All these exist to make the character interactions fun and compelling, and all can carry their own storylines. The first season attempts to put the battle system centre-stage, but episodes mostly consisted of ways to have Aki in a lot of pain, either because he got on the wrong side of teachers or because he made one of his many admirers jealous. The second season, Ni! (meaning ‘two’ and nothing to do with any knights), starts out with what seem like very typical OVA plotlines (a beach episode; bathhouse episodes), but then focuses on relationship drama and some clever strategies to abuse the school’s combat system.
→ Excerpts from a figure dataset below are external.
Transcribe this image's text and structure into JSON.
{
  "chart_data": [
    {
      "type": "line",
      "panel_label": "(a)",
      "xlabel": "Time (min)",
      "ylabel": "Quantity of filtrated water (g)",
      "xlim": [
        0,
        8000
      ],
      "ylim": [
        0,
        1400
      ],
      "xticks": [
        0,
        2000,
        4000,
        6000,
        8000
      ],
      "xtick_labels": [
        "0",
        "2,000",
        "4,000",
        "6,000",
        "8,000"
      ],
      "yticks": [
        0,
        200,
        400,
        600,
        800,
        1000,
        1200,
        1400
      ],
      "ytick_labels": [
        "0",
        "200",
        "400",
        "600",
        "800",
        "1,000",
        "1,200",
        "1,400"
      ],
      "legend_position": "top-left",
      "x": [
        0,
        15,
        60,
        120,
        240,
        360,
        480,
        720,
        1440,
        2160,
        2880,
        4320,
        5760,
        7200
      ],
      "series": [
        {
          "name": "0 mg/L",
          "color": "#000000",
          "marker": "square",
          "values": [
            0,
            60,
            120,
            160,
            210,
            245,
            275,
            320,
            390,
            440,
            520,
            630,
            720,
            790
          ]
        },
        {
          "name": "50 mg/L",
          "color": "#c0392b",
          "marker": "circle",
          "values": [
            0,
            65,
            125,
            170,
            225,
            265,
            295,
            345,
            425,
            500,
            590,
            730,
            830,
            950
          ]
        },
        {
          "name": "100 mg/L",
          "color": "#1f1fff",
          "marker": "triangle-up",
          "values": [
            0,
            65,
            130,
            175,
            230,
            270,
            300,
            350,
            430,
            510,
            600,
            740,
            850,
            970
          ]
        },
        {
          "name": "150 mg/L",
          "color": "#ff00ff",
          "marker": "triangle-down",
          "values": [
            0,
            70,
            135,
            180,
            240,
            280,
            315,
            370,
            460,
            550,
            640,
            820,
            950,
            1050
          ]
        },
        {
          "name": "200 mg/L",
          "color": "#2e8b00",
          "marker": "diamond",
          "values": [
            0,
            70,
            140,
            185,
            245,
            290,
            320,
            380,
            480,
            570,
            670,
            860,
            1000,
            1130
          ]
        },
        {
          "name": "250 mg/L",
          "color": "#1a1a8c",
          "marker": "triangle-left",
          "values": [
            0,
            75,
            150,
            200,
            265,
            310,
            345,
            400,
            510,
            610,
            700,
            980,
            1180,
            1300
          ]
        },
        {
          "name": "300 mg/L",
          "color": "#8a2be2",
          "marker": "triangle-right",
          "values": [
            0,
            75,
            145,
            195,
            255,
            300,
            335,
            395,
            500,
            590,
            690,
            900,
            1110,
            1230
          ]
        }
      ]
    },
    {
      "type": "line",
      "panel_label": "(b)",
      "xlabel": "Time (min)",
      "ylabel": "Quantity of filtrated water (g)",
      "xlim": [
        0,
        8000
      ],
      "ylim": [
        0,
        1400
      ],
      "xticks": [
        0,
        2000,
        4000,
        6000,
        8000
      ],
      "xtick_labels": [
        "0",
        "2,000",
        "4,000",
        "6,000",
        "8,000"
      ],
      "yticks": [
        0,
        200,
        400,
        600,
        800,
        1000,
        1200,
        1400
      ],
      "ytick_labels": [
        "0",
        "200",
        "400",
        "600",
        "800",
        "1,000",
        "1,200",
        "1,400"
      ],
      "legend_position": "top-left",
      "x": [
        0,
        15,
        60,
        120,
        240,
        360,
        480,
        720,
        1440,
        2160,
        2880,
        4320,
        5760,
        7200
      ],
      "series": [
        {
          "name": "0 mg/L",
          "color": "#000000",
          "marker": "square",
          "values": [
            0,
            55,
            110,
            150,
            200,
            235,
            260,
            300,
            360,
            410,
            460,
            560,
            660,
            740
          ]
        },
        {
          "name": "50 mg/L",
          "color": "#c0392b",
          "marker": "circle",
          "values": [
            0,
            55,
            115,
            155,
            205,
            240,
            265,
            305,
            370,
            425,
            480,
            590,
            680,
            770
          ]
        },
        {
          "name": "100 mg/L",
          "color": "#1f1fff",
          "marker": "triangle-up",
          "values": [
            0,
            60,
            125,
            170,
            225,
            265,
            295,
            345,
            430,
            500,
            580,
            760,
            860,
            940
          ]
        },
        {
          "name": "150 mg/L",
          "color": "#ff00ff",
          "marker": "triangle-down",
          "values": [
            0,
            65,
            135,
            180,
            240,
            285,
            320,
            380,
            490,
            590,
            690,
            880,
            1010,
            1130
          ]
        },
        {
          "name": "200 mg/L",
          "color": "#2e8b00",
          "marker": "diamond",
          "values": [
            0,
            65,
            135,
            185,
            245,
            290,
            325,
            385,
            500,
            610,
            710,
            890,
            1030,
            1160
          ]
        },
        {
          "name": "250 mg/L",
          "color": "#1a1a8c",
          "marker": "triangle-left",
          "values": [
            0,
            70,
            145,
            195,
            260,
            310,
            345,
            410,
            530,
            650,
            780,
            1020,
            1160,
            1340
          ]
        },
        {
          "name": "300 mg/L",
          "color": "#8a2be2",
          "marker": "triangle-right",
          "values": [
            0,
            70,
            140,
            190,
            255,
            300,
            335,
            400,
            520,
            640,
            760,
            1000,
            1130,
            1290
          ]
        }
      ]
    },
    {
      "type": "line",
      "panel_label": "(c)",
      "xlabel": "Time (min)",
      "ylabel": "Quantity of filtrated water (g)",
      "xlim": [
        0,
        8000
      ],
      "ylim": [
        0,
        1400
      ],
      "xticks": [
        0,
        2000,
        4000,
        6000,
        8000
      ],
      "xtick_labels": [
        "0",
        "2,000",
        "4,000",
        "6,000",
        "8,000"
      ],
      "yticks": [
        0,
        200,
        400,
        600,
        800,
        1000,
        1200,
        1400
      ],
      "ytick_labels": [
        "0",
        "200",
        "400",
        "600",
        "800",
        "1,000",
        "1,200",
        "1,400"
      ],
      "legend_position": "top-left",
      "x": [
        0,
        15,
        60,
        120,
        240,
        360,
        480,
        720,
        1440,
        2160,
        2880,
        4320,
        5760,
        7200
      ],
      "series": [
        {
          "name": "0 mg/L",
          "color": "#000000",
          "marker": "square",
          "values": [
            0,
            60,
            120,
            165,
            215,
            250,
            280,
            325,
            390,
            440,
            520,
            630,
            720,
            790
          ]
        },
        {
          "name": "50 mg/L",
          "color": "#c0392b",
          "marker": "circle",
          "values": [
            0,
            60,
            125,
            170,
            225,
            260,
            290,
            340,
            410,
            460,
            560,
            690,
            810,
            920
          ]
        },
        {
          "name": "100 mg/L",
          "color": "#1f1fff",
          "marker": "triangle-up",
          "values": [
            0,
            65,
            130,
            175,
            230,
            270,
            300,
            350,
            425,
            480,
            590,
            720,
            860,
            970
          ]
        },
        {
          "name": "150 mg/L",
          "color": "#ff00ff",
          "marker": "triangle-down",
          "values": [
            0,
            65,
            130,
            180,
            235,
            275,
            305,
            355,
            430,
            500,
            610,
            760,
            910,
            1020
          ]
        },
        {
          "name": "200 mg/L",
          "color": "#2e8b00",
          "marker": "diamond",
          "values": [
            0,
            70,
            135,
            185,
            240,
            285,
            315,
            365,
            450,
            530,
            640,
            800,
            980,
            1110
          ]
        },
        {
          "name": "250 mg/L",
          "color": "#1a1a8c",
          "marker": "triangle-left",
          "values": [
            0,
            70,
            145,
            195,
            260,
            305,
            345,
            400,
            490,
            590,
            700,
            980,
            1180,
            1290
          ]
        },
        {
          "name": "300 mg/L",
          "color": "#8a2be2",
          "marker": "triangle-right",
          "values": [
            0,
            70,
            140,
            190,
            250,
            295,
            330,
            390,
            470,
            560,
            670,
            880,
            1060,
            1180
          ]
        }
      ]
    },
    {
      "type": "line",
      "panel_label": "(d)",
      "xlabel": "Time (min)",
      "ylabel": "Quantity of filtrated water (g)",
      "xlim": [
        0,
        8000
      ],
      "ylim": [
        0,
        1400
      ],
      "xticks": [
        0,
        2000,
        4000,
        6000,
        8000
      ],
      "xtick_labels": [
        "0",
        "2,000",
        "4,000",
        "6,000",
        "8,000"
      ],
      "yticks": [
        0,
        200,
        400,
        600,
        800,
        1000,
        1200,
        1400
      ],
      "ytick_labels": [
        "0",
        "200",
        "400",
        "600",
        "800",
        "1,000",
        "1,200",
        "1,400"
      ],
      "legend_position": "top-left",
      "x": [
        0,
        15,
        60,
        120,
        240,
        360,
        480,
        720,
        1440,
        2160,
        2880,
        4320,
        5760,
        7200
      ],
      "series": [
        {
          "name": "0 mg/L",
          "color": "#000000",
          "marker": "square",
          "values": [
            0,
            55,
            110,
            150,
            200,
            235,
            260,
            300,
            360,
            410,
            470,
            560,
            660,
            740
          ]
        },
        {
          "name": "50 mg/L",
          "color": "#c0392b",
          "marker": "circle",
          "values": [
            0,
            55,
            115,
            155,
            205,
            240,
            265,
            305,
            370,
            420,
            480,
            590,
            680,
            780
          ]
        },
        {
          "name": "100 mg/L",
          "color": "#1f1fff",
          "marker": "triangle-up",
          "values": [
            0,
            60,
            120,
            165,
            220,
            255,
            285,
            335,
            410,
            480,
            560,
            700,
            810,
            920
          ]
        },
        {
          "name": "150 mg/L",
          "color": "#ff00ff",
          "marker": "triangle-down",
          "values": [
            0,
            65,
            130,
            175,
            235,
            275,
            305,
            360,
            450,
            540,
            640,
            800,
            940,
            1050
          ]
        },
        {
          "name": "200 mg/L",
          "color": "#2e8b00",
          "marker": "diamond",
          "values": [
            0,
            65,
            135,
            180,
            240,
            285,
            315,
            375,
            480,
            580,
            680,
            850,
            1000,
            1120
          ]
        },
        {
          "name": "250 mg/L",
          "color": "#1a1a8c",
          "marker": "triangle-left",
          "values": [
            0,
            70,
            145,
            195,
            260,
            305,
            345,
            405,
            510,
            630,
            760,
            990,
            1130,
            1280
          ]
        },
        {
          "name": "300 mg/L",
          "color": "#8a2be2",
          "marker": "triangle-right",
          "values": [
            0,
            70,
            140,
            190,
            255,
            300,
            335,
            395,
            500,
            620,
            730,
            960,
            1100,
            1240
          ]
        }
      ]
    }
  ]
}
This seems to be studio Silver Link’s first stab at a full series of their own, but it has definitely been a success. The director, Ounuma Shin, came to the project having worked at Shaft, and there is much of their aesthetic here, including some brilliant repeated style changes and pastiches. I loved the experiments of the credits sequences, and the full-episode pastiche based on Yuuji and Shouko’s backstory was a real highlight.
The series may well be remembered for all the porn of Hideyoshi it spawned and for the cutesy little avatars, but there really is something here for just about any anime fan, and some extremely clever writing too. Well worth watching – and I hope there’s more to come, too.